Embedded in these stories is a very clear message that the very first disciples who had been privileged with first-hand encounters with the Risen Jesus, struggled to allow even the possibility of resurrection to break into their living. It was as though they had been inoculated against the new, against change and transformation. Therein lies a message of hope for us. As this very moment in our history, we look around at a world and its people gripped and dispirited by a raging virus. We can see, too, how, over two thousand years since Christ was crucified, violence and hatred still hold sway in many places, how our Church has failed the very people whom it was meant to protect and, in the process, has all but lost its credibility. We can look at all this and begin to conclude that resurrection is still beyond our reach. BUT, Luke will not let us ignore the fact that it is at the very moment when we tell ourselves that hope is dead and buried and when we do the preparations to complete the burial, that the stirrings of new life are likely to be felt. Like the women at the start of chapter 24 in Luke, we might set out on pilgrimage to the tomb of our long-dead dreams, only to be disturbed by the rumblings of hope and resurrection breaking out from unexpected places. We meet a complete stranger who stops to engage us in the supermarket. We read of a small child who gives his prized sneakers to a new-found friend, because “that’s what Jesus would do”. Our hearts break open when we hear the very human, yet very divine question: “Do you have anything to eat here?”
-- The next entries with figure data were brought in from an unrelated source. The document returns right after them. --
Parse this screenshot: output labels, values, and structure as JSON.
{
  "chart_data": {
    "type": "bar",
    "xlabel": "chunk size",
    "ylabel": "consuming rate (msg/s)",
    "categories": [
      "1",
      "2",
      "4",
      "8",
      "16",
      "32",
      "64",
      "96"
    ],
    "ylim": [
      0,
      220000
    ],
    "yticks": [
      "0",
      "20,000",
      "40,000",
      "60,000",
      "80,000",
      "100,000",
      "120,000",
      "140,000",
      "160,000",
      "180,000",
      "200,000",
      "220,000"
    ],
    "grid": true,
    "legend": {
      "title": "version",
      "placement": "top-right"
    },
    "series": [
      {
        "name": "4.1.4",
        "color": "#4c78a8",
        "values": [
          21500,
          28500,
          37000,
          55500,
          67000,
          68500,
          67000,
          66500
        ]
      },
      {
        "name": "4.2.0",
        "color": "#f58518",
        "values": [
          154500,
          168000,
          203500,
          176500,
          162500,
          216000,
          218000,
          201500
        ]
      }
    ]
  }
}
Perhaps some of the best places for us to understand ourselves and our role in the world and, indeed, to experience resurrection, are soup kitchen tables, budget cafe and family kitchen tables, where the people with whom we engage will mirror to us new insights and resurrection. When we stop to ponder the resurrection of Jesus, we might well discover that it is God’s affirmation that the universe and all of creation matter, that love, integrity and justice matter, that all of us human beings, with our mystery, complexity and in-built contradictions, matter, for we have all been loved into life by God and are in God’s image. We are all living proof of the Risen Christ’s breaking into our lives and resuscitating us with resurrection. And that process must surely continue.